A Moment in My Life – Friday, November 13, 2020
I committed myself to call my Father-in-Law every day so he wouldn’t feel so alone. I also decided that I would try to help keep his mind sharp for a little longer. He’s fighting a losing battle with a mild case of dementia, but every little bit helps. He finally got it that he needs to walk every day, and I am so proud of him for making the daily effort. He laughs and thinks I’m a genius when I remind him that he would lose it if he doesn’t use it.
For months, our daily conversations were brief and filled with small talk. ‘How was your day?’ ‘I had a good day.’ Then it became, ‘I had a very, very good day!’ and I purposely call him soon after his dinner, so I could ask him what he had for dinner. I am beginning to realize that this part of his dementia is non-negotiable. His plate could still be warm in front of him, but he isn’t capable of reciting his meal to me. It’s become an excellent icebreaker, though. He laughs every time I ask, ‘What did you have for dinner?’ because he remembers me asking, but he couldn’t give me the answer I expected. Instead, he laughs and tells me, ‘You are funny. You always ask me.’ I tell him, ‘That’s okay. We will try again tomorrow,’ and tomorrow is a new day.

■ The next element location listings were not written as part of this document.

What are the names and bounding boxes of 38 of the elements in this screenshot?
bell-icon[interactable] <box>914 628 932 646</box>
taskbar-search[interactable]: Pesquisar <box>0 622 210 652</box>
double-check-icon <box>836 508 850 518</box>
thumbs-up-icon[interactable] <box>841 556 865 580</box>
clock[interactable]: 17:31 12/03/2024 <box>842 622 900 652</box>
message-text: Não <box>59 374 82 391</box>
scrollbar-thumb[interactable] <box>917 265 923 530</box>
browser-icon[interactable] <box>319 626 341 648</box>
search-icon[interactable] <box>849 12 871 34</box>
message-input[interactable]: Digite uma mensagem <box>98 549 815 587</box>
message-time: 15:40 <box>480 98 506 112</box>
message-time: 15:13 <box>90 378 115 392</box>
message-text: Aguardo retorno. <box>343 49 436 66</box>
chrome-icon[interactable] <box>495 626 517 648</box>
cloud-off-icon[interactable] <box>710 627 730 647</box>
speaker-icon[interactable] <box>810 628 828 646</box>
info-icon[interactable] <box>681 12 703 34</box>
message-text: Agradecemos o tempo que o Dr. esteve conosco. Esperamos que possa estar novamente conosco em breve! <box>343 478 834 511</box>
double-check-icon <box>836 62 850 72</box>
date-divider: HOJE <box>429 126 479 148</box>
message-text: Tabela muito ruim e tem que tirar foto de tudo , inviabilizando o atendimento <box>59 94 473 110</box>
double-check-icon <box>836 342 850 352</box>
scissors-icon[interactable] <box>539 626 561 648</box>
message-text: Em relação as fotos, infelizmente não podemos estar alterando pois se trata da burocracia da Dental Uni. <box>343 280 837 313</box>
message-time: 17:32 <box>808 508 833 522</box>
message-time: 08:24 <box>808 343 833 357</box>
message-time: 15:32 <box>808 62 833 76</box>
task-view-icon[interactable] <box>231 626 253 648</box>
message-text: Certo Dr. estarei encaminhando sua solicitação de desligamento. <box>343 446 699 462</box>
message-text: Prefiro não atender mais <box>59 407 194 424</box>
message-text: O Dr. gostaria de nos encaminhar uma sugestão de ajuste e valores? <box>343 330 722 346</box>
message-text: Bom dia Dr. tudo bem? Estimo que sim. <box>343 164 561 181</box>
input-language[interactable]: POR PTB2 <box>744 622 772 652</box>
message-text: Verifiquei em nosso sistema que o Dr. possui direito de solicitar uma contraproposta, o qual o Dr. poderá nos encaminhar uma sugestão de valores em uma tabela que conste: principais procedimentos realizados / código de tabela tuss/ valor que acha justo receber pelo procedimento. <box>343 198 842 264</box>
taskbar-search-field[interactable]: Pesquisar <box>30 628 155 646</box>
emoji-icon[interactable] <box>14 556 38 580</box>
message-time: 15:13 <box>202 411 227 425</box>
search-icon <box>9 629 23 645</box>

Every so often, I sprinkle in current events, which is always news to him. ‘Thank you. Thank you for telling me that. I didn’t know that,’ he would say. I remind him of who his family is, too. It’s hard to determine what he retains because when he picks up my calls, he started saying, ‘Nice to hear from you again!’ The comment stifles my decision to announce, ‘This is Jeannie, your daughter-in-law,’ which was my way of helping him identify the caller. I recently got my answer. He remembers me as the daily caller but not who I was.
A few days ago, something I said to him sparked a memory, and we started a serious conversation where I spent the rest of the call bringing him down memory lane and reassuring him that everything was fine with his lodging and his care. I learned that people who have dementia periodically need reminders that they are okay and need their minds put at ease.
The next day, he couldn’t remember our long, heavy conversation, so I briefly reminded him when he suddenly asked me, ‘Did you remarry?’ I replied, ‘No, I did not.’ Then he surprised me with, ‘You should. You are young and healthy. You should not be alone.’ Wow, that was heavy. I told him that I wasn’t looking and that I am concentrating on my career.
His words lingered in my mind. It feels like only last month that Mark left this world, yet it’s been almost two years. I remember those movies where the widow or widower meets a new person a year or two or three later, and they go through the roller coaster ride dealing with facing the new relationship while dealing with their loss. I used to think that was long enough, and it made sense for them to move on. But now, when I put me into the scenario, it feels too soon. I am nowhere near ready to consider someone new in my life. I realize this is subjective, and unless you have faced this yourself, it is hard to make the call. I do look forward to being with someone new one day, not today. I think it’s too soon, or is it?